Cette stance du Shōshinge est une paraphrase que fait Shinran du « commentaire sur les dix étapes des bodhisattvas » de Nāgārjuna dans lequel se trouve la stance suivante :
Ceux qui pensent au Bouddha Amida,
À ses vertus et pouvoirs sans mesures,
Atteignent immédiatement l’étape des définitivement fixés.
Pour cette raison je pense constamment au Bouddha.

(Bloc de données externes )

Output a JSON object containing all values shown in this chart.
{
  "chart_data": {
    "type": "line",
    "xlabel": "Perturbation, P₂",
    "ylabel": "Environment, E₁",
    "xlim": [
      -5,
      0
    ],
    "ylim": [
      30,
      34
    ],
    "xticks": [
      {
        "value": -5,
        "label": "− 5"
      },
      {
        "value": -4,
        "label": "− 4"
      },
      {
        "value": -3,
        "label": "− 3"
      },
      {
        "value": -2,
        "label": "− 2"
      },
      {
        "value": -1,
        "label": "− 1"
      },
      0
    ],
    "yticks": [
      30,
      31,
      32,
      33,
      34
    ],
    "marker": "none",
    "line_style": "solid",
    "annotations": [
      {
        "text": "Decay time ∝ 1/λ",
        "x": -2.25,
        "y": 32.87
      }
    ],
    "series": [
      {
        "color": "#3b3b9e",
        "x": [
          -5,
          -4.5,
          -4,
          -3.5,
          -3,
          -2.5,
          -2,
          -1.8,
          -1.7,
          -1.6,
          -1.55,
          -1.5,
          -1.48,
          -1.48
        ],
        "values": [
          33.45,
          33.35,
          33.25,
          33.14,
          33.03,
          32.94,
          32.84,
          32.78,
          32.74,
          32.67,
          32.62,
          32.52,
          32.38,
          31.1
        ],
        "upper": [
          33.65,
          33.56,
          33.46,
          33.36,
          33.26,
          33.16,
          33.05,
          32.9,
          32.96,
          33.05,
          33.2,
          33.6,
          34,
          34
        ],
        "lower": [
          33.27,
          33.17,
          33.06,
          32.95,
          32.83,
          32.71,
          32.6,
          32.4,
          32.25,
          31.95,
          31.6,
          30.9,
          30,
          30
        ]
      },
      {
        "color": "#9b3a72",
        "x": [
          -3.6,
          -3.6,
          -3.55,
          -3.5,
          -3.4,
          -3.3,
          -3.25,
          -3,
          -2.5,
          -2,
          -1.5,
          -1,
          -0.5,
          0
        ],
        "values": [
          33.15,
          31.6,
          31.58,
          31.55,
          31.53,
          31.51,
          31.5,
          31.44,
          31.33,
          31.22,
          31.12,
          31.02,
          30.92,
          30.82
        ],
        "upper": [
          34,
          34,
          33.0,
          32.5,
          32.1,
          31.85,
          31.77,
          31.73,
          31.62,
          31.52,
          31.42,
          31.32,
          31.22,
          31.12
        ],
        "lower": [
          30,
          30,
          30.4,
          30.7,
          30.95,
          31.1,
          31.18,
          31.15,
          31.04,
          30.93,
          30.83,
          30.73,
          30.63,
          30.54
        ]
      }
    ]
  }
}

Dans le premier vers, Shinran parle de garder constamment à l’esprit le vœu primordial d’Amida. Cela ne veut pas dire que pour rejoindre le groupe des fixés dans le vrai il est nécessaire de penser consciemment en permanence au Bouddha et à ses vœux. En effet, cela ne serait juste pas possible pour une personne normale. Nous sommes tous constamment accaparés par de nombreuses pensées, qu’elles soient relatives à notre travail, notre famille, nos loisirs, nos joies, nos contrariétés… Ces pensées occultent presque en permanence la pensée du Bouddha et de ces vœux, et il n’y a rien d’anormal à cela. Nous ne sommes que des êtres humains.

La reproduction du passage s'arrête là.